LegalCrystal Citation
SubjectFamily
CourtKolkata
Decided On
Judge
Reported in2Ind.Cas.550
AppellantGhana Kanta Mahanta
RespondentMusammat Gerela and ors.
Cases ReferredChouturya Run Murdun Syn v. Sahub Purhulad Syn
Excerpt:
refusal of application under section 488 does not bar civil siut - hindu law--criminal procedure code (act v of 1898), section 488--maintenance, right of--illegitimate child. - .....that, if the magistrate refuses to grant maintenance, his order would be conclusive so as to bar a civil suit. under section 11 of the code of civil procedure, a suit lies in the civil court for every subject-matter of a civil nature unless the cognisance of such suit is barred by any special enactment for the time being in force; and there is no law prohibiting such a suit as this.5. if the magistrate had made an order granting maintenance, the paternity of the child being established, possibly a suit would not lie in the civil,, court to set aside the order; but in this case the plaintiff' does not ask, nor indeed it is necessary for the success of her case, to have the order of the magistrate set aside. and this, to our mind, distinguishes the case from the cases quoted by the learned.....
Judgment:

1. This appeal arises out of a suit for maintenance claimed by a Hindu woman on behalf of her minor child, said to have been begotten by the defendant. An application had been made by the woman before the Magistrate under Section 48 3 of the Code of Criminal Procedure, but that officer disallowed the application. Subsequently, the present suit was brought in the Civil Court.

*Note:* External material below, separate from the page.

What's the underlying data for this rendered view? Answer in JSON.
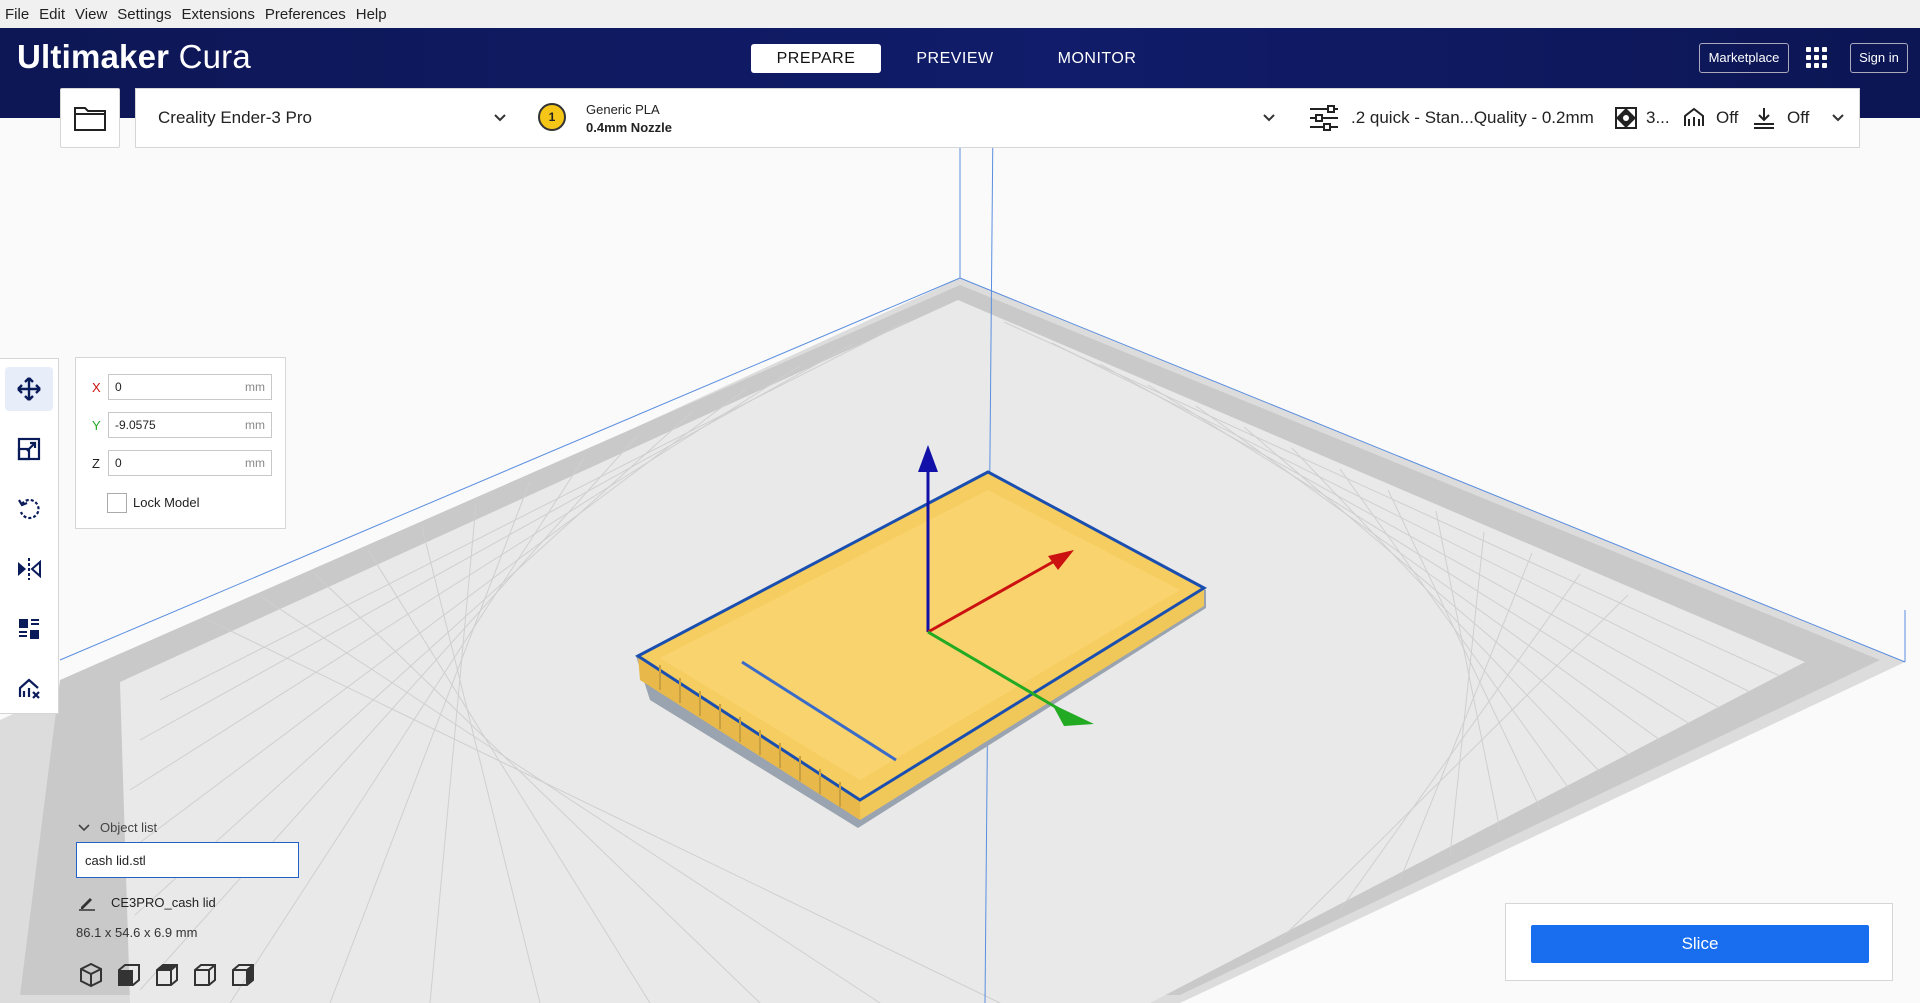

2. The Court of Appeal below has found that the child is the illegitimate child of the defendant and has, accordingly, given a decree for maintenance.

3. It has been contended on behalf of the defendant, the appellant before us, that the right of an illegitimate child to claim maintenance against the putative father is but the creature of the Code of Criminal Procedure, that the order of the Magistrate disallowing maintenance is conclusive, and no suit lies in the Civil Court for the same matter, and that the Hindu law does not authorize maintenance being granted to illegitimate children. And the learned vakil has relied, in support of his contention, upon two cases, one is Subad Domni v. Katiram Dome 20 W.R. 58 Cr and the other is Subhudra v. Busdeo Dube 18 A. 29.

4. We are unable to affirm these propositions as correct. What Section 488 of the Code of Criminal Procedure lays down is simply this : that an application for the grant of maintenance to an illegitimate child may be made in the Criminal Court and, if the Magistrate finds the necessary facts proved, he may make an order for such maintenance. There is nothing in the Code of Criminal Procedure indicating that, if the Magistrate refuses to grant maintenance, his order would be conclusive so as to bar a Civil suit. Under Section 11 of the Code of Civil Procedure, a suit lies in the Civil Court for every subject-matter of a Civil nature unless the cognisance of such suit is barred by any special enactment for the time being in force; and there is no law prohibiting such a suit as this.

5. If the Magistrate had made an order granting maintenance, the paternity of the child being established, possibly a suit would not lie in the Civil,, Court to set aside the order; but in this case the plaintiff' does not ask, nor indeed it is necessary for the success of her case, to have the order of the Magistrate set aside. And this, to our mind, distinguishes the case from the cases quoted by the learned vakil for the appellant, where the Magistrate had made an order granting maintenance, and it was sought to have such order set aside or superseded by a suit in the Civil Court.

6. As to the contention raised that the Hindu law does not authorize maintenance being granted to illegitimate children, we need only refer to the case of Chouturya Run Murdun Syn v. Sahub Purhulad Syn 1 M.I.A. 18 : 4 W.R. 132 (P.C.) where the right of an illegitimate child to claim maintenance under the Hindu law was affirmed. But apart from the Hindu law, we should think that, upon general principles, the defendant having begotten the child is bound to provide for its maintenance, if that is necessary.

7. Upon all these grounds, we think that the appeal should be dismissed with costs. We order accordingly.